Assume there is a one to many relationship between table X and Y, if you don't default proper relationship in your mapping, you will require to do this for inner join
from y in TYs
where x.YId == y.YId
select new { x, y }
If you declare the relationship in your mapping, you can write your query like this
select new {x, x.Y}
3. Not being flexible on query writing.
If you familiar with SQL, sometime a query can be rewrite into different format, for example
SELECT TABLEX.*
FROM TableX LEFT Join TableY ON TableX.YID = TableY.YID
WHERE TableY.YID IS NULL
can be rewrite into
FROM TableX
WHERE TableX.YID NOT IN (SELECT Disctinct TableY.YID FROM TableY}
Be flexible! Write your Linq query in another format if it make more sense.

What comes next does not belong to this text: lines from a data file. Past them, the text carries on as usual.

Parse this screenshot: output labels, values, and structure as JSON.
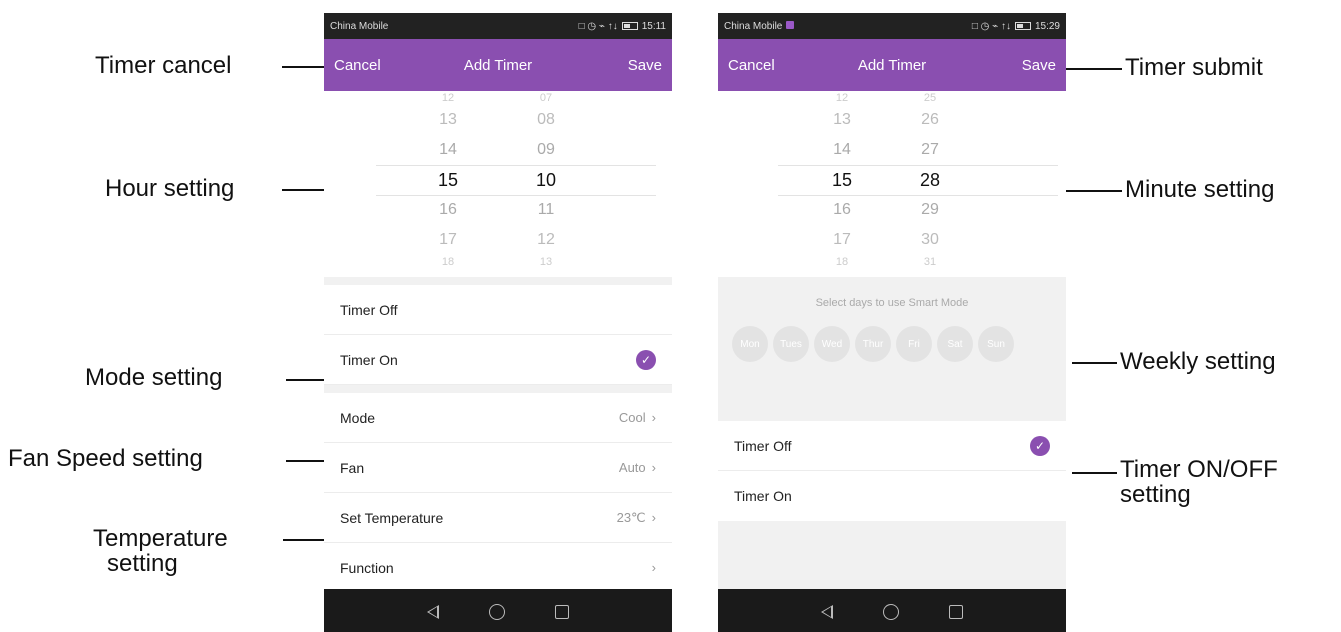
{
  "annotations": {
    "timer_cancel": "Timer cancel",
    "hour_setting": "Hour setting",
    "mode_setting": "Mode setting",
    "fan_speed_setting": "Fan Speed setting",
    "temperature_setting_1": "Temperature",
    "temperature_setting_2": "setting",
    "timer_submit": "Timer submit",
    "minute_setting": "Minute setting",
    "weekly_setting": "Weekly setting",
    "timer_onoff_1": "Timer ON/OFF",
    "timer_onoff_2": "setting"
  },
  "left_phone": {
    "status": {
      "carrier": "China Mobile",
      "icons": "□ ◷ ⌁ ↑↓",
      "time": "15:11"
    },
    "appbar": {
      "cancel": "Cancel",
      "title": "Add Timer",
      "save": "Save"
    },
    "hours": [
      "12",
      "13",
      "14",
      "15",
      "16",
      "17",
      "18"
    ],
    "minutes": [
      "07",
      "08",
      "09",
      "10",
      "11",
      "12",
      "13"
    ],
    "timer_off": "Timer Off",
    "timer_on": "Timer On",
    "timer_on_checked": true,
    "settings": [
      {
        "label": "Mode",
        "value": "Cool"
      },
      {
        "label": "Fan",
        "value": "Auto"
      },
      {
        "label": "Set Temperature",
        "value": "23℃"
      },
      {
        "label": "Function",
        "value": ""
      }
    ],
    "chevron": "›"
  },
  "right_phone": {
    "status": {
      "carrier": "China Mobile",
      "icons": "□ ◷ ⌁ ↑↓",
      "time": "15:29"
    },
    "appbar": {
      "cancel": "Cancel",
      "title": "Add Timer",
      "save": "Save"
    },
    "hours": [
      "12",
      "13",
      "14",
      "15",
      "16",
      "17",
      "18"
    ],
    "minutes": [
      "25",
      "26",
      "27",
      "28",
      "29",
      "30",
      "31"
    ],
    "smart_label": "Select days to use Smart Mode",
    "days": [
      "Mon",
      "Tues",
      "Wed",
      "Thur",
      "Fri",
      "Sat",
      "Sun"
    ],
    "timer_off": "Timer Off",
    "timer_on": "Timer On",
    "timer_off_checked": true
  },
  "colors": {
    "accent": "#8a4fb0",
    "statusbar": "#222222",
    "navbar": "#1a1a1a"
  }
}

4. Try to write everything in one query
Be flexible! If it make sense, just break your gaint query into multiple small queries.
5. Think in object way only, and don't understand the underneath data store
This is a problem which I saw mainly on LINQ to SQL/Entity. People don't know that they are querying database when they are programming in .NEt language such as C#. Sometime, it cause huge performance issue. For example, I saw application do this...
foreach(X x in db.TableXs){
if (x.Y.YID == 1) continue;
}
So, db.TableXs will send 1 SQL query to SQL database, and x.Y.YID will send 1 query to SQL database. If there is 100 row of data in Table X, then, the code above will trigger 101 queries.
Sometime it is much cheaper if you write one query outside the loop.